Friday, December 02, 2005

Piss-poor content

The Reporter in Fond du Lac, Wis., helped carry out a local judge's mandate that three men convicted of urinating in public publish apologies in that paper. Why didn't the paper fight this? There are several good reasons to, journalistically and legally.

First, this judge is effectively forcing the paper to print content that he commissioned—a batshit insane violation of First Amendment rights. The government clearly has no compelling legal or social interest in carrying out the sentence this specific way. It doesn't serve national security or protect anyone's immediate safety.

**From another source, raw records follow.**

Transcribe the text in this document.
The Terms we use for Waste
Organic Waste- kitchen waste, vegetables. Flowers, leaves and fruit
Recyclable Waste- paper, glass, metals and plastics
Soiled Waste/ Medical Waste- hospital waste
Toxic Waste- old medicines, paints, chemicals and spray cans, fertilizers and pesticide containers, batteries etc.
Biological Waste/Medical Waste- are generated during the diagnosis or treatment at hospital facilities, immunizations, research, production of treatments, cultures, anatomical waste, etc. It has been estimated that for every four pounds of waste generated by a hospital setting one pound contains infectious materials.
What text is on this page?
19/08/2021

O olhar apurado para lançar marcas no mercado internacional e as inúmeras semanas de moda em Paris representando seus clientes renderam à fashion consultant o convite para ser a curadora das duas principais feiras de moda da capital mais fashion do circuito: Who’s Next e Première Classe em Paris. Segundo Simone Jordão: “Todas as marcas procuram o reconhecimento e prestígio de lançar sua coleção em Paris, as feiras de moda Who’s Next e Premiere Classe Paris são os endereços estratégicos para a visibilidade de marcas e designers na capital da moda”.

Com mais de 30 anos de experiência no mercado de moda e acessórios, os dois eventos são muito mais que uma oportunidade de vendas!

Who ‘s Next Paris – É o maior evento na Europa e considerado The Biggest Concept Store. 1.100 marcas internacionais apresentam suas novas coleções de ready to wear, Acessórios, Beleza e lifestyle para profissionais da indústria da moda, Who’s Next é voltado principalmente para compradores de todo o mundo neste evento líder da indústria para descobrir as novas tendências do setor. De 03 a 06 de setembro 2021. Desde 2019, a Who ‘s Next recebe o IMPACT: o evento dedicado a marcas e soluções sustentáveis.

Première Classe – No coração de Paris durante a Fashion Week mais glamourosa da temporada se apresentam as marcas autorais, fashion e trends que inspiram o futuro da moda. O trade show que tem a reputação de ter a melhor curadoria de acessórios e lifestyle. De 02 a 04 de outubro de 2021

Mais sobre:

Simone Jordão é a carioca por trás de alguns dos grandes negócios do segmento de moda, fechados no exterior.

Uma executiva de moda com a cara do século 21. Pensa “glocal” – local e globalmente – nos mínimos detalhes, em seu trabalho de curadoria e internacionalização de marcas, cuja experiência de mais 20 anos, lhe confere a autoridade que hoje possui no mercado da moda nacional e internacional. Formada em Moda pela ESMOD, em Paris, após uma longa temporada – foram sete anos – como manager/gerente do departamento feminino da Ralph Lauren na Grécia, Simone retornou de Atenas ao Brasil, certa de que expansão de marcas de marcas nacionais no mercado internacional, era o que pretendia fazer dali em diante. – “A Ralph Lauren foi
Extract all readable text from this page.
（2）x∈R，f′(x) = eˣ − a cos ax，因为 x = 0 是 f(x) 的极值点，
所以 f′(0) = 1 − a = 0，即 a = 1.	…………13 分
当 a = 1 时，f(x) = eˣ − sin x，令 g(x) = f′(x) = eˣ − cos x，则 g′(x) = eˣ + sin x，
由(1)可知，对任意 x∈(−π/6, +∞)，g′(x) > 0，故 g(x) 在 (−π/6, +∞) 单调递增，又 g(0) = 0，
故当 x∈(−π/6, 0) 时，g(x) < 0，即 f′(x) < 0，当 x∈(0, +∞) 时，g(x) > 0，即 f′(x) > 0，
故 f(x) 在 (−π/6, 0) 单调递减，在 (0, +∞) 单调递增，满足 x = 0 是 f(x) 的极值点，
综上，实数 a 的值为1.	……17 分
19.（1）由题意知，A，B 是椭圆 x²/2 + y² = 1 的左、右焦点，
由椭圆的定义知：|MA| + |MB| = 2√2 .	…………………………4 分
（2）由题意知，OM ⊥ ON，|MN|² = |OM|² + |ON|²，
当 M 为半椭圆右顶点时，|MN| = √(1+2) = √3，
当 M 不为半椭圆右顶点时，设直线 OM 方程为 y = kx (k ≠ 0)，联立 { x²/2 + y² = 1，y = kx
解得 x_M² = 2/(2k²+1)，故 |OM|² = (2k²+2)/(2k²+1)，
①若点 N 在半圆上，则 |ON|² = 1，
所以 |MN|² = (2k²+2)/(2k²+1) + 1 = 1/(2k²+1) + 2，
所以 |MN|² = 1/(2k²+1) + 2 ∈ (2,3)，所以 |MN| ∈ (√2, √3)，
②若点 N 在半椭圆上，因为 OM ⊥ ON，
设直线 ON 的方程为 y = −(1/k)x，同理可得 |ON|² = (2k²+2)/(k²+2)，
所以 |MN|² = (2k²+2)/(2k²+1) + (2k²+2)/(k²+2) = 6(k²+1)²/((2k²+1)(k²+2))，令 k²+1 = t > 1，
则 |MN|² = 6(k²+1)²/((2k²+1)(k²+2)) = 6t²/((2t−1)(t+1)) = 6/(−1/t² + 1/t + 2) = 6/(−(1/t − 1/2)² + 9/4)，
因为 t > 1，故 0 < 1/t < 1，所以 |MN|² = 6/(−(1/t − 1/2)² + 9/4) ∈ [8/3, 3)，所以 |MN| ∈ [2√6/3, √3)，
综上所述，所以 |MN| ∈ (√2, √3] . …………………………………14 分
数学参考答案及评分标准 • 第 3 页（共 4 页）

Second, the whole point of this sentence is to publicly condemn and humiliate people for a stupid but pretty minor crime. While there's nothing wrong with running a small crime item about it, or with printing the men's names, the apology letters are not worth the space they take up—and they make the paper a willing accompice in a moronic and mobbish campaign. This is basically like allowing the courts to print a free advertisement telling people to come throw eggs at the town drunk, who will be locked up in the stocks all afternoon in the town square. The point is that people apparently have a visceral tendency to enjoy condemning and embarassing other people with impunity, which also explains the Spanish Inquisition, lynchings, Nazism, and McCarthyism.

Third, these people can't fucking write. Their letters are repetitive and you can tell that they are written under duress, that these guys are just writing what they think the judge wants them to write. Even if you think such a puishment is deserved, or that judges should be allowed to impose sentences like this (both of which would make you a moron), you'd have to admit that it doesn't really help these people understand why what they did is a crime. It just humiliates them. Pure humiliation is not nnecessarily a deterrent. If anything, it makes people more irrational and more scared. It also contradicts our legal tradition, which, if you look at the Constitution, is grounded more in property rights than in moral feeling.

Fourth, this is bad content judgment. Even in little, unregarded Fond du Lac, there is more newsworthy crime than this, and probably more interesting opinions. And unlike a good news story or opinion piece, these letters don't get to the facts or tell you why you should care (well, you shouldn't).

My guess would be that "community"-mindedness kept the paper's editors from thinking twice. While this is just a small local paper, it's also owned by Gannett Company, which owns USA Today, and according to its Web site, a total of 99 daily newspapers and 21 TV stations. Is there or will there be a company-wide policy on things like this?

At least one of the men had the decency to acknowledge the idiocy of all this:

I'm really sorry for having to waste space in The Reporter so you can read this. Once again I am very sorry for my conduct.